I wanted to be a doctor.
I didn’t need to. My father was rich — you’ve heard of him — but I wanted to make my own way, and I wanted to help people. I wanted to see them sick and help them to get better. It hurts me to know that there is suffering in the world; and I have always wanted to help those who need it.
So I went to school. I was third in my class, I went to Johns Hopkins; my teachers all said I had a bright future; and when I got my license, after one discreet party, I set about setting up an office of my own, in a well-kept building in a nice part of town.
After about a month the office was ready for me to take up my practice in it. I remember very clearly the day I opened my doors for the first time, and sat, hopeful, waiting at the desk for my first patient. But nobody came that first day.
And for the rest of the week I waited every day for eight hours at the desk for a patient to arrive, and made several calls to friends of mine who I had thought would be interested in my services, but nobody came.

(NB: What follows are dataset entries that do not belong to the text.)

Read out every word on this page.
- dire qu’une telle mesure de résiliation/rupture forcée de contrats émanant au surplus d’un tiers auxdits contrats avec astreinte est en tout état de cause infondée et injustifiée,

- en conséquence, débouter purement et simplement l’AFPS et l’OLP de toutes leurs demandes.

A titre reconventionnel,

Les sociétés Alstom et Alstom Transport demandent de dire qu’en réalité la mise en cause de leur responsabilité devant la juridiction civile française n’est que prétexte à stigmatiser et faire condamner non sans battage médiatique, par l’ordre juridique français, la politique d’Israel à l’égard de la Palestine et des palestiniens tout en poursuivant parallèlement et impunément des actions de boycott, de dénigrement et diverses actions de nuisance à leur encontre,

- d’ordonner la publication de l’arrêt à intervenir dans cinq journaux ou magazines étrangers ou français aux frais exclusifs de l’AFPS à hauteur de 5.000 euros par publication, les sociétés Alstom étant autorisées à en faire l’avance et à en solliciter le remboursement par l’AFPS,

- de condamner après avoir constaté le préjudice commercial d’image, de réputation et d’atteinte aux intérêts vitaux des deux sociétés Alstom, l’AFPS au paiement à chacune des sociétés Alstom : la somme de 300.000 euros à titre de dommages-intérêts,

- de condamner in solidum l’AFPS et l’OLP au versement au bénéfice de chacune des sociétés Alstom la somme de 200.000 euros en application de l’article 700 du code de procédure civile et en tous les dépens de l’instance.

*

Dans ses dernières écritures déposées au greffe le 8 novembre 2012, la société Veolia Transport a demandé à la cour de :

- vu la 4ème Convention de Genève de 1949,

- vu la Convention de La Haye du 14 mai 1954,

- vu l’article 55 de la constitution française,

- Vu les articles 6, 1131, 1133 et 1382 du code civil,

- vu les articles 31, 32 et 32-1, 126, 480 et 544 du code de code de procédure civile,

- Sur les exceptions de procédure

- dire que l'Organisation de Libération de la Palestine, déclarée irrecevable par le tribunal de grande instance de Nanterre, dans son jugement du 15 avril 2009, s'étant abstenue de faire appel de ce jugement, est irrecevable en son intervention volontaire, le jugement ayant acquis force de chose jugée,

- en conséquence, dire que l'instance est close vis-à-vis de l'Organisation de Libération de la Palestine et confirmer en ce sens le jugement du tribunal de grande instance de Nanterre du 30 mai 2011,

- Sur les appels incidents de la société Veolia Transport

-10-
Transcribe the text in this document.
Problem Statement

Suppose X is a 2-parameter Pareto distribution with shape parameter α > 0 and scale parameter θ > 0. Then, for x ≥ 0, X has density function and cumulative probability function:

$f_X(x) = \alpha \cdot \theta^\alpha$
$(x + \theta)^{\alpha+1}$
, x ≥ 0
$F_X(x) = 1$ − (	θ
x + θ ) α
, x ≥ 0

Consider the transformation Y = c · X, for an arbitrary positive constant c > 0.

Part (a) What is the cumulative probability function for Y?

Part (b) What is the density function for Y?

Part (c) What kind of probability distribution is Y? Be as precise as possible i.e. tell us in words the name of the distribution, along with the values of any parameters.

And for the rest of the month I waited every day for eight hours at the desk for a patient to arrive, and took out a few advertisements in more prominent places so as to become known to the public, but nobody came.
And for twenty-seven years I waited every day for eight hours at the desk for a patient to arrive, and I lived on my father’s money, and cadged for referrals and made arrangements with insurance companies and offered to do charity work and begged for patients on the street like a faith healer; and still nobody came.
And I am still waiting for my first patient to arrive, so that I can help them to get well, which is all I have ever wanted to do.
You must excuse me. I cannot continue this conversation now.